Another important consideration is the choice of comparator strategies included in the study. As pointed out by O’Mahony, Naber [51], the ICER will depend both on costs and effects of the strategy, as well as on which strategies researchers include for comparison. While we included strategies based on a rationale of examining different strategies for ensuring effectiveness and delivery of the intervention, we cannot rule out that other strategies could have been relevant to include. While cost-effectiveness from a health service perspective was the aim of this study, the results could possibly have presented otherwise if all costs, including costs of parental involvement and parental absenteeism from work related to the child’s problem, use of other healthcare and social services, had been included.
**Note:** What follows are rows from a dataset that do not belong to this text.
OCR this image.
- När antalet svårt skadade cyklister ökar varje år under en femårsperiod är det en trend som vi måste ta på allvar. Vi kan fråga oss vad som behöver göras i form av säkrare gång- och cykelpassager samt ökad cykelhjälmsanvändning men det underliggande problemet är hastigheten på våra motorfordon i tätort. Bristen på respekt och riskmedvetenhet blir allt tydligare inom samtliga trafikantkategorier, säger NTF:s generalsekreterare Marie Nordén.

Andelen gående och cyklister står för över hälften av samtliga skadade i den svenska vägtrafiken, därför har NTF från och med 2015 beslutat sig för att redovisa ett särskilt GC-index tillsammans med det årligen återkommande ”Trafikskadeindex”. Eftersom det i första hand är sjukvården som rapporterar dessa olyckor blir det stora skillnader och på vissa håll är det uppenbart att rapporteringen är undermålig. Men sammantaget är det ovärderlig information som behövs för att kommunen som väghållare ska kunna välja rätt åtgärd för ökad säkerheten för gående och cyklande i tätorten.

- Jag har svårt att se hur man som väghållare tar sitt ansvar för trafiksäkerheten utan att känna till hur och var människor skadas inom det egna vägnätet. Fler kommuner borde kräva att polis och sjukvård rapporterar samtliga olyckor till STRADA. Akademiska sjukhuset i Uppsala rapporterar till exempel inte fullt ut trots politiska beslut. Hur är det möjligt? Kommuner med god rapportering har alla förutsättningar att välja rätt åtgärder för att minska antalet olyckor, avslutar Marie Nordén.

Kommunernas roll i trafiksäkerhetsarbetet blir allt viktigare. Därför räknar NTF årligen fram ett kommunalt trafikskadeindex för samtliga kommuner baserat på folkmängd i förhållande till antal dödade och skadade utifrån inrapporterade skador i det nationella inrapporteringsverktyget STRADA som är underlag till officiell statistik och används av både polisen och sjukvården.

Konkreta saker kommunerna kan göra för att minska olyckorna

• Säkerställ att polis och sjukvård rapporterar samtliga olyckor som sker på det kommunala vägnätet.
In the analyses above, results are based on mean values, not taking uncertainty in the health outcomes and costs into account. Uncertainty in the health outcomes could have been explored by the variation in individual health outcome scores according to strategies. However, regarding costs this was not possible as we estimated costs per strategy, not varying between individuals. With more detailed information on costs, additional analyses would be relevant to include.

Lastly, although validated measures for clinical outcomes were used, we derived the calculation of Quality-Adjusted Life years (QALYs) from ten items of the Health-Related Quality of Life (HRQoL) measure Kidscreen, using an algorithm developed by Chen et al., 2014 for this purpose. This reliance on a subset of items, and a specific algorithm may introduce some degree of uncertainty in the assessment of QALYs. The use of QALYs is the recommended outcome measure according to Norwegian guidelines for priority setting, but where EQ-5D-5 L is the preferred instrument [52]. Whether EQ-5D-5 L would derive at similar findings would have to be analyzed in future studies.